Pagi itu...
Untuk pertama kalinya sejak dirawat di rumah sakit, May bangun sebelum alarm di ponselnya berbunyi.
Matanya langsung terbuka lebar.
Beberapa detik kemudian...
Senyum lebar menghiasi wajahnya.
"Hari ini!"
"Hari ini May pulang!"
Serunya sambil mengangkat kedua tangan ke udara.

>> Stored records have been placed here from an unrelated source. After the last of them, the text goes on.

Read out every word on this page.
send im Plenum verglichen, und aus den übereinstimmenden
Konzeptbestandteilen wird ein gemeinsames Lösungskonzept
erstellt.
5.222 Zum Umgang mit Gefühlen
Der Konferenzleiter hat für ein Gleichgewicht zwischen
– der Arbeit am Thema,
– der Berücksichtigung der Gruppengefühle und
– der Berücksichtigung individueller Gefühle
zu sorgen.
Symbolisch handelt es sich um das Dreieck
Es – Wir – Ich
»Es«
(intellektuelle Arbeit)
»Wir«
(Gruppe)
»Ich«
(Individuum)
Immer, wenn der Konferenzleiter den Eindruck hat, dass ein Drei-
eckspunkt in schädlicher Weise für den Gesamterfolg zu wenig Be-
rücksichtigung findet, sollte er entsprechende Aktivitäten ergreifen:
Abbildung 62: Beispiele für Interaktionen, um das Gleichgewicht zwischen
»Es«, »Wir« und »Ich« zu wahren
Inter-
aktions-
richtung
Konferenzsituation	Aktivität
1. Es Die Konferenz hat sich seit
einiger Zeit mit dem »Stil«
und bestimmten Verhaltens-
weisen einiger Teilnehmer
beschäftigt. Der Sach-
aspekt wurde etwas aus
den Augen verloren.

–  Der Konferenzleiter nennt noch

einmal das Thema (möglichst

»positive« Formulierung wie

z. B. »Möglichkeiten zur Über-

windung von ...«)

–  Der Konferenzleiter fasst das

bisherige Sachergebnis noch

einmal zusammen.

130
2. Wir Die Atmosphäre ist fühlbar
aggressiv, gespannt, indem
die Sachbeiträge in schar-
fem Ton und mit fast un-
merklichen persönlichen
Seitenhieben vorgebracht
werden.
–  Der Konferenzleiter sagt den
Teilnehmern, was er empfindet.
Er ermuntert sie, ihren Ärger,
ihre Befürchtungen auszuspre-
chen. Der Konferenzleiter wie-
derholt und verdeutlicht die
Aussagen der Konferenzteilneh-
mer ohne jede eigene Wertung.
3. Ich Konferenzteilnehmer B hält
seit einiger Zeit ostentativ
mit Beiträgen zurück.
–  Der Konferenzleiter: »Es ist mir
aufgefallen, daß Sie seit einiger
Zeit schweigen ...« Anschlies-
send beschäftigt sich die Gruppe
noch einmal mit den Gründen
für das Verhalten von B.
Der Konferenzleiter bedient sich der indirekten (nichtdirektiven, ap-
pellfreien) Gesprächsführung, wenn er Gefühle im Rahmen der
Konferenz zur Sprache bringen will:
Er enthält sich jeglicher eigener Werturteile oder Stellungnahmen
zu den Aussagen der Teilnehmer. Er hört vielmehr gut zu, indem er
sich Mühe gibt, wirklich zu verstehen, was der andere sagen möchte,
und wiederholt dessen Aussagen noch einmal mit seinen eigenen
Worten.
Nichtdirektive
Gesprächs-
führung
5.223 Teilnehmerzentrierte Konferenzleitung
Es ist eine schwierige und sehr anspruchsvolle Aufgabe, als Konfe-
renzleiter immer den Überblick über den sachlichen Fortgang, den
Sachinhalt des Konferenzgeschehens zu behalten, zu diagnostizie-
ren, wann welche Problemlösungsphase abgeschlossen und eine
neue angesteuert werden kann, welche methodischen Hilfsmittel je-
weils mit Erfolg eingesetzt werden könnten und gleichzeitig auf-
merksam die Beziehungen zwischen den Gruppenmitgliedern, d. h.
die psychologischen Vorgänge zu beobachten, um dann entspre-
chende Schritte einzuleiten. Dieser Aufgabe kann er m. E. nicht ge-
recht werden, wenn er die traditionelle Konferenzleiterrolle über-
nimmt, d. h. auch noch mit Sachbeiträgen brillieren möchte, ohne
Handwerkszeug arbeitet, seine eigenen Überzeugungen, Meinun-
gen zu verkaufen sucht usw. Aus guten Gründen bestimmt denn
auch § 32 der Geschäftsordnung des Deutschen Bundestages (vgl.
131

Perawat yang sedang memeriksa infusnya sampai ikut tertawa.
"Semangat sekali ya."
"Iya!"
"May sudah bosan di sini."
"May kangen rumah."
"May juga kangen kamar."
"Dan..."
Perawat itu ikut menebak.
"Mi instan?"
May terkekeh pelan.
"Betul..."
---
Tak lama kemudian...
May sudah berada di taman rumah sakit bersama Pipi.

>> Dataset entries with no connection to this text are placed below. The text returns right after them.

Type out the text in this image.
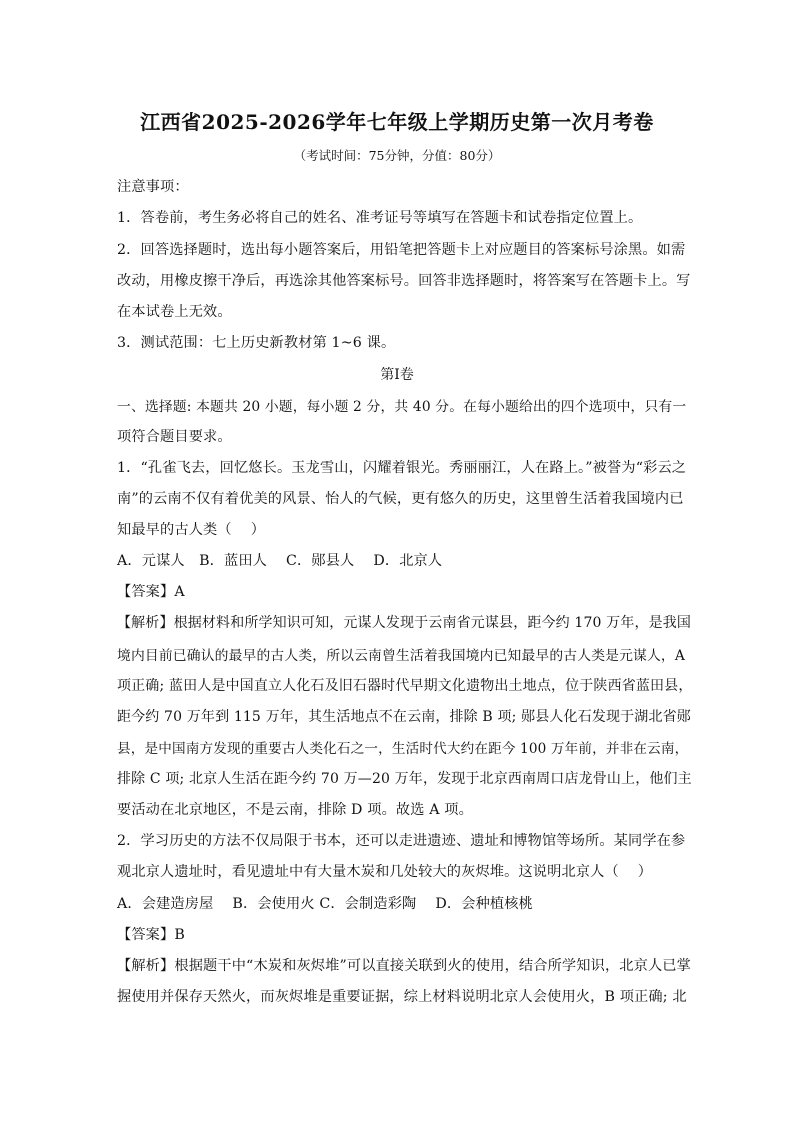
江西省2025-2026学年七年级上学期历史第一次月考卷
（考试时间：75分钟，分值：80分）
注意事项：
1．答卷前，考生务必将自己的姓名、准考证号等填写在答题卡和试卷指定位置上。
2．回答选择题时，选出每小题答案后，用铅笔把答题卡上对应题目的答案标号涂黑。如需
改动，用橡皮擦干净后，再选涂其他答案标号。回答非选择题时，将答案写在答题卡上。写
在本试卷上无效。
3．测试范围：七上历史新教材第 1~6 课。
第Ⅰ卷
一、选择题: 本题共 20 小题，每小题 2 分，共 40 分。在每小题给出的四个选项中，只有一
项符合题目要求。
1．“孔雀飞去，回忆悠长。玉龙雪山，闪耀着银光。秀丽丽江，人在路上。”被誉为“彩云之
南”的云南不仅有着优美的风景、怡人的气候，更有悠久的历史，这里曾生活着我国境内已
知最早的古人类（　 ）
A．元谋人　B．蓝田人　 C．郧县人　 D．北京人
【答案】A
【解析】根据材料和所学知识可知，元谋人发现于云南省元谋县，距今约 170 万年，是我国
境内目前已确认的最早的古人类，所以云南曾生活着我国境内已知最早的古人类是元谋人，A
项正确; 蓝田人是中国直立人化石及旧石器时代早期文化遗物出土地点，位于陕西省蓝田县，
距今约 70 万年到 115 万年，其生活地点不在云南，排除 B 项; 郧县人化石发现于湖北省郧
县，是中国南方发现的重要古人类化石之一，生活时代大约在距今 100 万年前，并非在云南，
排除 C 项; 北京人生活在距今约 70 万—20 万年，发现于北京西南周口店龙骨山上，他们主
要活动在北京地区，不是云南，排除 D 项。故选 A 项。
2．学习历史的方法不仅局限于书本，还可以走进遗迹、遗址和博物馆等场所。某同学在参
观北京人遗址时，看见遗址中有大量木炭和几处较大的灰烬堆。这说明北京人（　 ）
A．会建造房屋　 B．会使用火 C．会制造彩陶　 D．会种植核桃
【答案】B
【解析】根据题干中“木炭和灰烬堆”可以直接关联到火的使用，结合所学知识，北京人已掌
握使用并保存天然火，而灰烬堆是重要证据，综上材料说明北京人会使用火，B 项正确; 北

Hari itu wajah May jauh lebih ceria dibanding biasanya.
"Pipi!"
"Apa?"
"Besok nggak..."
"Hari ini May pulang!"
Ucap May sambil tersenyum bangga.
Pipi langsung memonyongkan bibir.
"Ih..."
"Enak banget."
"Kenapa?"
"Pipi masih besok."
May terkikik kecil.
"Berarti hari ini May menang."
Pipi langsung mencubit pelan pipi May.
"Ih, pamer."
May tertawa puas.
"Sedikit."
"Tapi May bakal kangen Pipi."
Pipi tersenyum.
"Pipi juga."
"Nanti kalau May sudah sembuh..."
"...main ke sini lagi ya."
May langsung menggeleng cepat.
"Nggak mau."
"May maunya ketemu Pipi..."
"...di luar rumah sakit."
Mereka berdua tertawa bersamaan.
---
Menjelang siang...
Jungkook datang membawa sebuah tas belanja kecil.
"Sayang."
"Oppa keluar sebentar ya."
May yang sedang membaca novel mengangguk.
"Ke mana?"
"Supermarket."
"Katanya ada strawberry yang baru datang."

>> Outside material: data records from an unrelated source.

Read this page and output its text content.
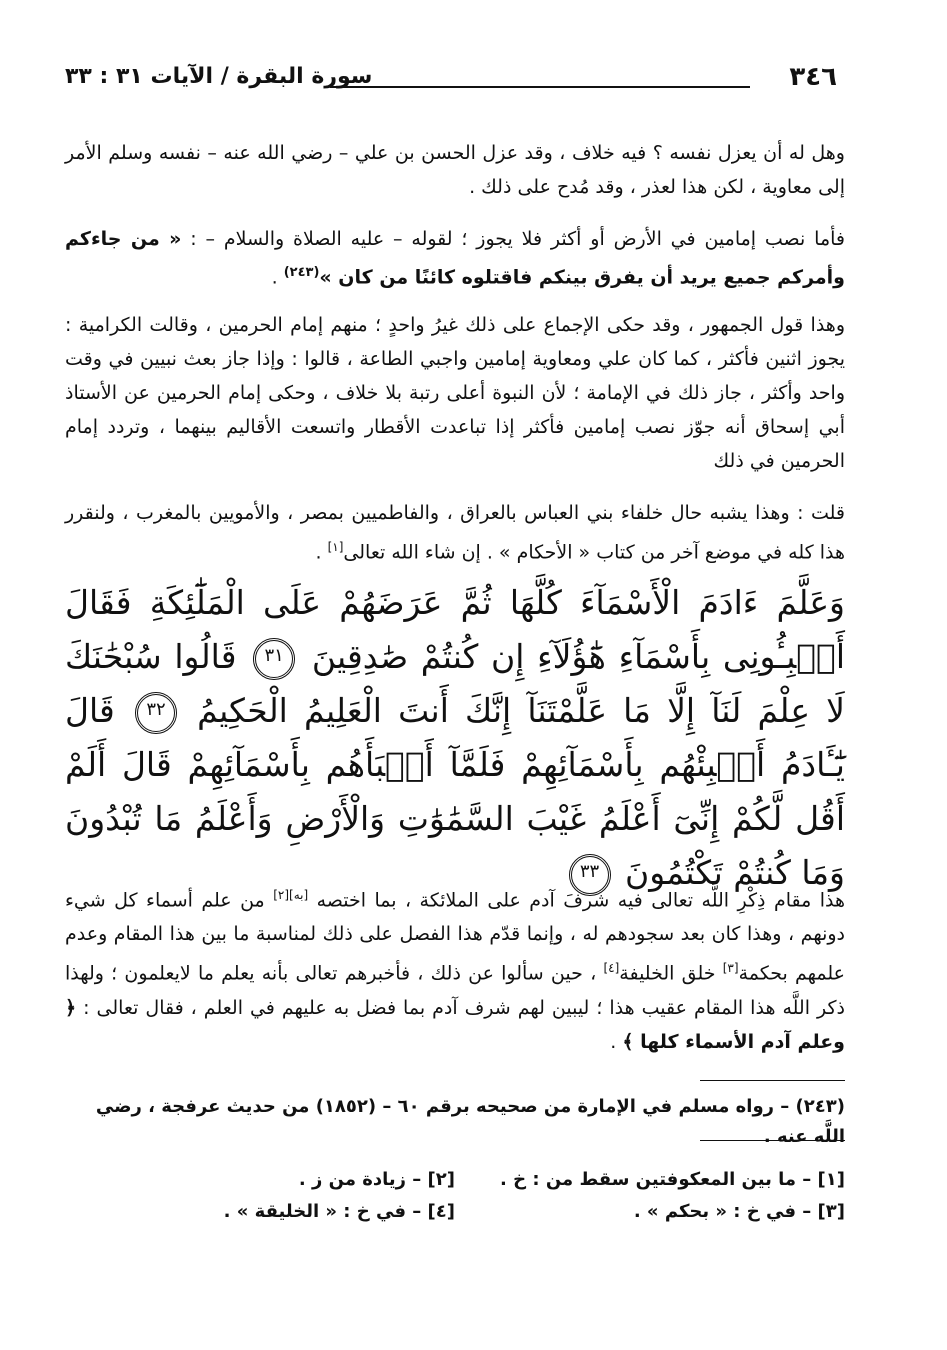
٣٤٦
سورة البقرة / الآيات ٣١ : ٣٣
وهل له أن يعزل نفسه ؟ فيه خلاف ، وقد عزل الحسن بن علي – رضي الله عنه – نفسه وسلم الأمر إلى معاوية ، لكن هذا لعذر ، وقد مُدح على ذلك .
فأما نصب إمامين في الأرض أو أكثر فلا يجوز ؛ لقوله – عليه الصلاة والسلام – : « من جاءكم وأمركم جميع يريد أن يفرق بينكم فاقتلوه كائنًا من كان »$^{(٢٤٣)}$ .
وهذا قول الجمهور ، وقد حكى الإجماع على ذلك غيرُ واحدٍ ؛ منهم إمام الحرمين ، وقالت الكرامية : يجوز اثنين فأكثر ، كما كان علي ومعاوية إمامين واجبي الطاعة ، قالوا : وإذا جاز بعث نبيين في وقت واحد وأكثر ، جاز ذلك في الإمامة ؛ لأن النبوة أعلى رتبة بلا خلاف ، وحكى إمام الحرمين عن الأستاذ أبي إسحاق أنه جوّز نصب إمامين فأكثر إذا تباعدت الأقطار واتسعت الأقاليم بينهما ، وتردد إمام الحرمين في ذلك
قلت : وهذا يشبه حال خلفاء بني العباس بالعراق ، والفاطميين بمصر ، والأمويين بالمغرب ، ولنقرر هذا كله في موضع آخر من كتاب « الأحكام » . إن شاء الله تعالى[١] .
وَعَلَّمَ ءَادَمَ الْأَسْمَآءَ كُلَّهَا ثُمَّ عَرَضَهُمْ عَلَى الْمَلَٰٓئِكَةِ فَقَالَ أَنۢبِـُٔونِى بِأَسْمَآءِ هَٰٓؤُلَآءِ إِن كُنتُمْ صَٰدِقِينَ ٣١ قَالُوا سُبْحَٰنَكَ لَا عِلْمَ لَنَآ إِلَّا مَا عَلَّمْتَنَآ إِنَّكَ أَنتَ الْعَلِيمُ الْحَكِيمُ ٣٢ قَالَ يَٰٓـَٔادَمُ أَنۢبِئْهُم بِأَسْمَآئِهِمْ فَلَمَّآ أَنۢبَأَهُم بِأَسْمَآئِهِمْ قَالَ أَلَمْ أَقُل لَّكُمْ إِنِّىٓ أَعْلَمُ غَيْبَ السَّمَٰوَٰتِ وَالْأَرْضِ وَأَعْلَمُ مَا تُبْدُونَ وَمَا كُنتُمْ تَكْتُمُونَ ٣٣
هذا مقام ذِكْرِ اللَّه تعالى فيه شرفَ آدم على الملائكة ، بما اختصه [به][٢] من علم أسماء كل شيء دونهم ، وهذا كان بعد سجودهم له ، وإنما قدّم هذا الفصل على ذلك لمناسبة ما بين هذا المقام وعدم علمهم بحكمة[٣] خلق الخليفة[٤] ، حين سألوا عن ذلك ، فأخبرهم تعالى بأنه يعلم ما لايعلمون ؛ ولهذا ذكر اللَّه هذا المقام عقيب هذا ؛ ليبين لهم شرف آدم بما فضل به عليهم في العلم ، فقال تعالى : ﴿ وعلم آدم الأسماء كلها ﴾ .
(٢٤٣) – رواه مسلم في الإمارة من صحيحه برقم ٦٠ – (١٨٥٢) من حديث عرفجة ، رضي اللَّه عنه .
[١] – ما بين المعكوفتين سقط من : خ .
[٢] – زيادة من ز .
[٣] – في خ : « بحكم » .
[٤] – في خ : « الخليقة » .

Mata May langsung berbinar.
"Yang manis?"
"Iya."
"May mau!"
Jungkook tertawa kecil.
KAMU SEDANG MEMBACA
My husband
RomansaCerita tidak jelas dibuat ketika niat dan dibuat asal"lan 😌😌 Up tidak teratur bisa per hari , minggu , bulan ,bahkan tahun karna aku MALAS PAKE BANGET. di jual kepada 7 pria tampan,mapan ,dan baik bukanlah hal yang aku bayangkan setelah diriku d...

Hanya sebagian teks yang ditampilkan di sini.